# 03 – Data Cleaning (Library Borrowings)

**Purpose:** Create an analysis-ready dataset by applying a small set of clearly defined cleaning rules based on the sanity-check findings.

This notebook:
- loads the merged dataset,
- parses key columns (timestamps, numeric fields),
- removes records with critical inconsistencies
- saves a cleaned dataset for EDA.

**Not included:**
- no exploratory analysis or visualizations beyond basic before/after counts


In [8]:
from pathlib import Path
import numpy as np
import pandas as pd

pd.set_option("display.max_columns", 200)
pd.set_option("display.width", 140)
pd.set_option("display.float_format", lambda x: f"{x:,.4f}")

In [9]:
# --- load data ---
PROCESSED_DATA_PATH = Path('../dat/processed')
DATA_FILE = PROCESSED_DATA_PATH / "borrowings_2019_2025.csv"
OUTPUT_FILE = PROCESSED_DATA_PATH / "borrowings_2019_2025_cleaned.csv"

borrowings = pd.read_csv(
    DATA_FILE,
    sep=";",
    quotechar='"',
    encoding="utf-8"
)

print("Loaded shape:", borrowings.shape)

Loaded shape: (2407610, 16)


In [10]:
# --- preprocess relevant columns ---

# column names
ISSUE_COL = "Ausleihdatum/Uhrzeit"
RETURN_COL = "Rückgabedatum/Uhrzeit"

DURATION_COL = "Leihdauer"
EXT_COL = "Anzahl_Verlängerungen"
LATE_FLAG_COL = "Verspätet"
LATE_DAYS_COL = "Tage_zu_spät"

ID_COL = "issue_id"
USER_COL = "Benutzer-Systemnummer"
BARCODE_COL = "Barcode"

# timestamps
for c in [ISSUE_COL, RETURN_COL]:
    if c in borrowings.columns:
        borrowings[c] = pd.to_datetime(borrowings[c], errors="coerce")

# numeric columns
for c in [DURATION_COL, EXT_COL, LATE_DAYS_COL]:
    if c in borrowings.columns:
        borrowings[c] = pd.to_numeric(borrowings[c], errors="coerce")
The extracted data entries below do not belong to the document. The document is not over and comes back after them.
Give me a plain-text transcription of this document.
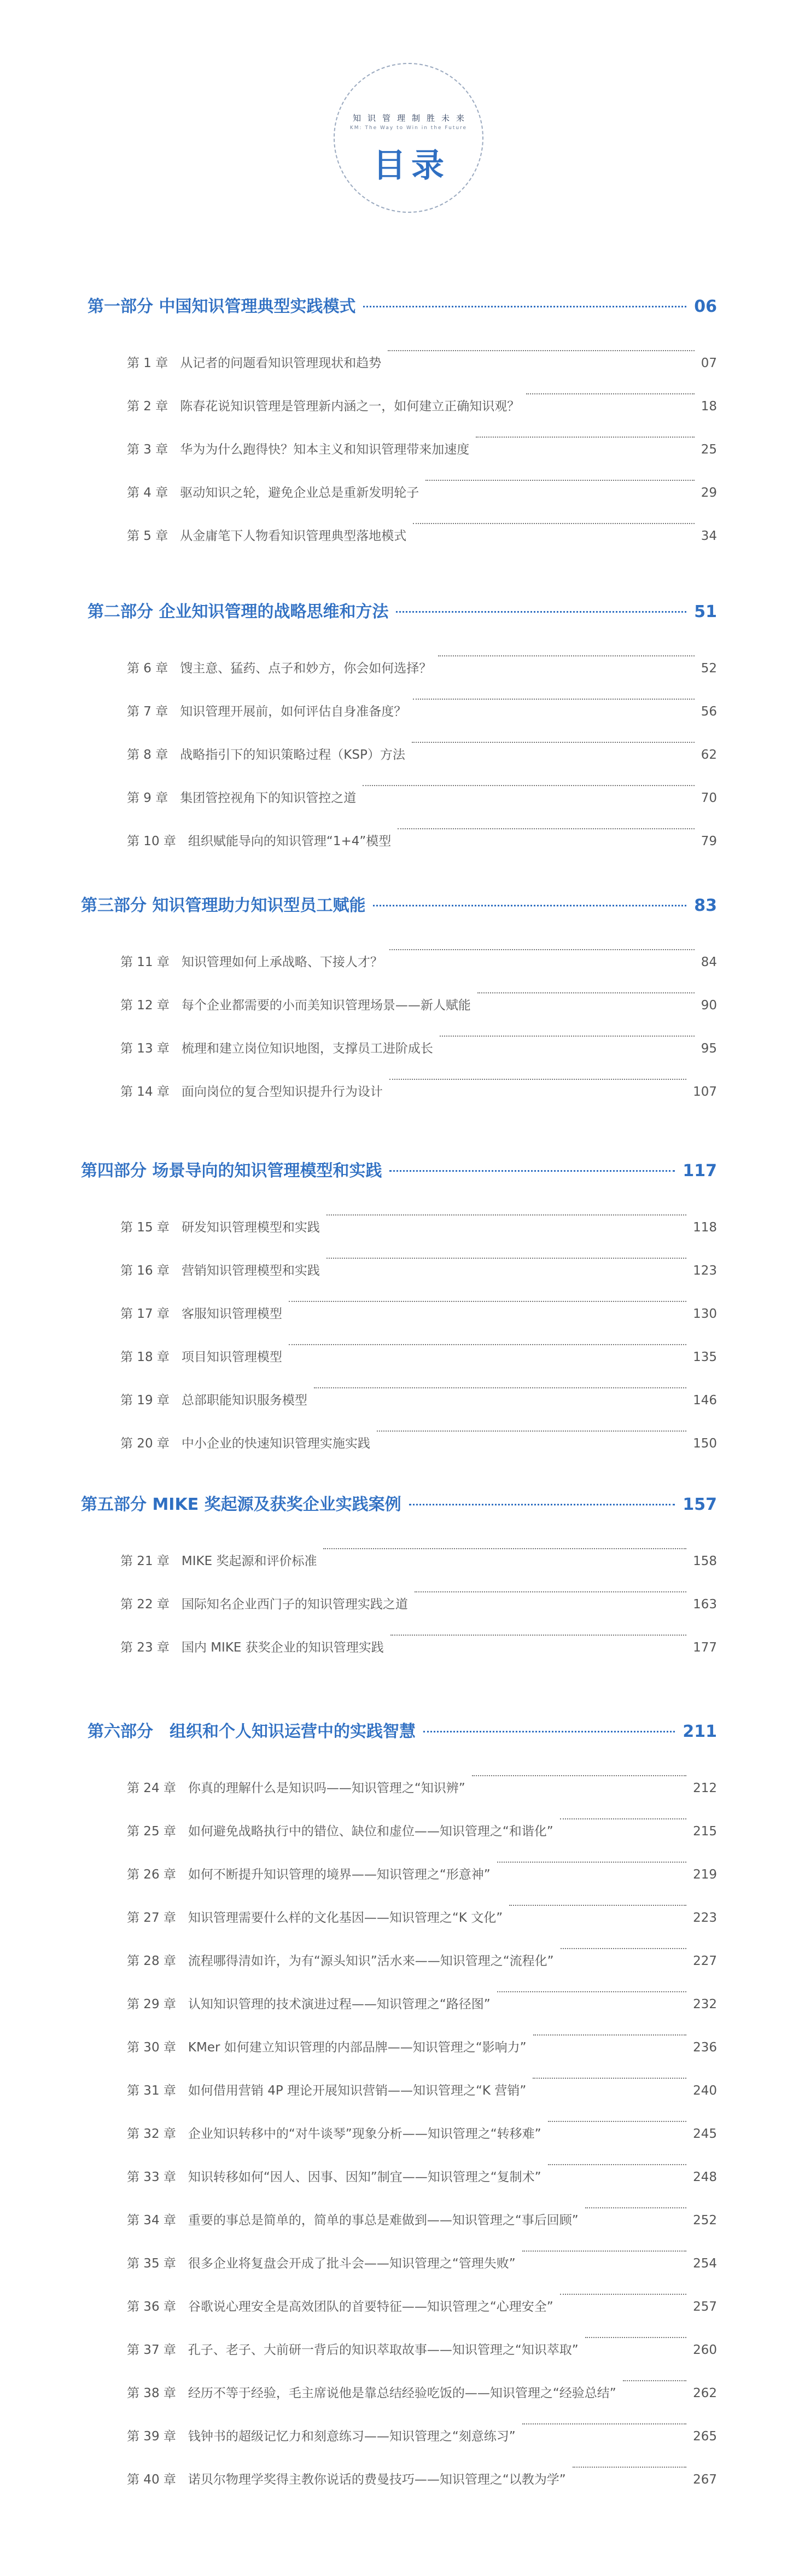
知识管理制胜未来
KM: The Way to Win in the Future
目录
第一部分 中国知识管理典型实践模式	06
第 1 章 从记者的问题看知识管理现状和趋势	07
第 2 章 陈春花说知识管理是管理新内涵之一，如何建立正确知识观？	18
第 3 章 华为为什么跑得快？知本主义和知识管理带来加速度	25
第 4 章 驱动知识之轮，避免企业总是重新发明轮子	29
第 5 章 从金庸笔下人物看知识管理典型落地模式	34
第二部分 企业知识管理的战略思维和方法	51
第 6 章 馊主意、猛药、点子和妙方，你会如何选择？	52
第 7 章 知识管理开展前，如何评估自身准备度？	56
第 8 章 战略指引下的知识策略过程（KSP）方法	62
第 9 章 集团管控视角下的知识管控之道	70
第 10 章 组织赋能导向的知识管理“1+4”模型	79
第三部分 知识管理助力知识型员工赋能	83
第 11 章 知识管理如何上承战略、下接人才？	84
第 12 章 每个企业都需要的小而美知识管理场景——新人赋能	90
第 13 章 梳理和建立岗位知识地图，支撑员工进阶成长	95
第 14 章 面向岗位的复合型知识提升行为设计	107
第四部分 场景导向的知识管理模型和实践	117
第 15 章 研发知识管理模型和实践	118
第 16 章 营销知识管理模型和实践	123
第 17 章 客服知识管理模型	130
第 18 章 项目知识管理模型	135
第 19 章 总部职能知识服务模型	146
第 20 章 中小企业的快速知识管理实施实践	150
第五部分 MIKE 奖起源及获奖企业实践案例	157
第 21 章 MIKE 奖起源和评价标准	158
第 22 章 国际知名企业西门子的知识管理实践之道	163
第 23 章 国内 MIKE 获奖企业的知识管理实践	177
第六部分　组织和个人知识运营中的实践智慧	211
第 24 章 你真的理解什么是知识吗——知识管理之“知识辨”	212
第 25 章 如何避免战略执行中的错位、缺位和虚位——知识管理之“和谐化”	215
第 26 章 如何不断提升知识管理的境界——知识管理之“形意神”	219
第 27 章 知识管理需要什么样的文化基因——知识管理之“K 文化”	223
第 28 章 流程哪得清如许，为有“源头知识”活水来——知识管理之“流程化”	227
第 29 章 认知知识管理的技术演进过程——知识管理之“路径图”	232
第 30 章 KMer 如何建立知识管理的内部品牌——知识管理之“影响力”	236
第 31 章 如何借用营销 4P 理论开展知识营销——知识管理之“K 营销”	240
第 32 章 企业知识转移中的“对牛谈琴”现象分析——知识管理之“转移难”	245
第 33 章 知识转移如何“因人、因事、因知”制宜——知识管理之“复制术”	248
第 34 章 重要的事总是简单的，简单的事总是难做到——知识管理之“事后回顾”	252
第 35 章 很多企业将复盘会开成了批斗会——知识管理之“管理失败”	254
第 36 章 谷歌说心理安全是高效团队的首要特征——知识管理之“心理安全”	257
第 37 章 孔子、老子、大前研一背后的知识萃取故事——知识管理之“知识萃取”	260
第 38 章 经历不等于经验，毛主席说他是靠总结经验吃饭的——知识管理之“经验总结”	262
第 39 章 钱钟书的超级记忆力和刻意练习——知识管理之“刻意练习”	265
第 40 章 诺贝尔物理学奖得主教你说话的费曼技巧——知识管理之“以教为学”	267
# normalize late flag to boolean (Ja/Nein -> True/False); keep unknown as <NA>
if LATE_FLAG_COL in borrowings.columns:
    v = borrowings[LATE_FLAG_COL].astype(str).str.strip().str.lower()
    borrowings["late_bool"] = pd.Series(np.where(v == "ja", True, np.where(v == "nein", False, pd.NA)), dtype="boolean")

## Cleaning rules

We remove records that violate fundamental consistency constraints of borrowing transactions:

1. Missing return and leihdauer timestamp
2. Leihdauer > 365 days

**ATTENTION: So far, only rules for the loan period and return have been formulated.
Further rules should be defined for further analyses on other columns!**

No other filtering is applied at this stage.

### 1. Missing return timestamp and leihdauer timestamp

Records without a return timestamp, corresponding to items not yet returned at the time of data extraction, were excluded from further analysis.

In [11]:
# --- heck assumption: missing return timestamp ⇔ missing duration ---
mask_return_missing = borrowings[RETURN_COL].isna()
mask_duration_missing = borrowings[DURATION_COL].isna()
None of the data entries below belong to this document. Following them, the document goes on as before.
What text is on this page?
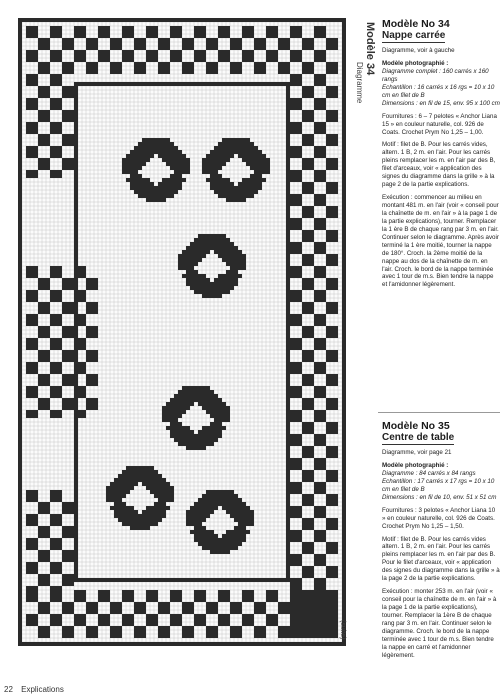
Modèle 34
Diagramme
(suite)
Modèle No 34
Nappe carrée

Diagramme, voir à gauche

Modèle photographié :
Diagramme complet : 160 carrés x 160 rangs
Echantillon : 16 carrés x 16 rgs = 10 x 10 cm en filet de B
Dimensions : en fil de 15, env. 95 x 100 cm

Fournitures : 6 – 7 pelotes « Anchor Liana 15 » en couleur naturelle, col. 926 de Coats. Crochet Prym No 1,25 – 1,00.

Motif : filet de B. Pour les carrés vides, altern. 1 B, 2 m. en l'air. Pour les carrés pleins remplacer les m. en l'air par des B, filet d'arceaux, voir « application des signes du diagramme dans la grille » à la page 2 de la partie explications.

Exécution : commencer au milieu en montant 481 m. en l'air (voir « conseil pour la chaînette de m. en l'air » à la page 1 de la partie explications), tourner. Remplacer la 1 ère B de chaque rang par 3 m. en l'air. Continuer selon le diagramme. Après avoir terminé la 1 ère moitié, tourner la nappe de 180°. Croch. la 2ème moitié de la nappe au dos de la chaînette de m. en l'air. Croch. le bord de la nappe terminée avec 1 tour de m.s. Bien tendre la nappe et l'amidonner légèrement.

Modèle No 35
Centre de table

Diagramme, voir page 21

Modèle photographié :
Diagramme : 84 carrés x 84 rangs
Echantillon : 17 carrés x 17 rgs = 10 x 10 cm en filet de B
Dimensions : en fil de 10, env. 51 x 51 cm

Fournitures : 3 pelotes « Anchor Liana 10 » en couleur naturelle, col. 926 de Coats. Crochet Prym No 1,25 – 1,50.

Motif : filet de B. Pour les carrés vides altern. 1 B, 2 m. en l'air. Pour les carrés pleins remplacer les m. en l'air par des B. Pour le filet d'arceaux, voir « application des signes du diagramme dans la grille » à la page 2 de la partie explications.

Exécution : monter 253 m. en l'air (voir « conseil pour la chaînette de m. en l'air » à la page 1 de la partie explications), tourner. Remplacer la 1ère B de chaque rang par 3 m. en l'air. Continuer selon le diagramme. Croch. le bord de la nappe terminée avec 1 tour de m.s. Bien tendre la nappe en carré et l'amidonner légèrement.

22 Explications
check_table = pd.crosstab(
    mask_return_missing,
    mask_duration_missing,
    rownames=["return_missing"],
    colnames=["duration_missing"]
)

display(check_table)

# verify assumption
if check_table.loc[True, False] == 0:
    print("Assumption holds: whenever return timestamp is missing, duration is also missing.")
else:
    print("WARNING: There are cases with missing return timestamp but present duration.")

# remove not-yet-returned items (missing return timestamp)
before_n = len(borrowings)
borrowings = borrowings.loc[~mask_return_missing].copy()
after_n = len(borrowings)

print(f"Removed {before_n - after_n} rows with missing return timestamp.")
print("Remaining rows:", after_n)


duration_missing,False,True
return_missing,Unnamed: 1_level_1,Unnamed: 2_level_1
False,2358824,0
True,0,48786


Assumption holds: whenever return timestamp is missing, duration is also missing.
Removed 48786 rows with missing return timestamp.
Remaining rows: 2358824


### 2. Leihdauer > 365 days
Borrowings with a loan duration exceeding one year were excluded, as these correspond to special administrative cases rather than regular lending behavior.

In [12]:
# --- remove special cases: loan duration > 365 days ---
before_n = len(borrowings)

borrowings = borrowings.loc[borrowings["Leihdauer"] <= 365].copy()

after_n = len(borrowings)
removed_n = before_n - after_n

print(f"Removed {removed_n} rows with Leihdauer > 365 days.")
print("Remaining rows:", after_n)

Removed 1678 rows with Leihdauer > 365 days.
Remaining rows: 2357146


## Save cleaned Dataset

In [13]:
borrowings.to_csv(OUTPUT_FILE, index=False, sep=";", quotechar='"', encoding="utf-8")
print("Saved cleaned dataset to:", OUTPUT_FILE)

Saved cleaned dataset to: ../data/processed/borrowings_2019_2025_cleaned.csv


## Cleaning summary

- missing return stamp and leihdauer were removed, also loan period longer than 365 days
- The resulting dataset is intended as the input for EDA and modeling notebooks.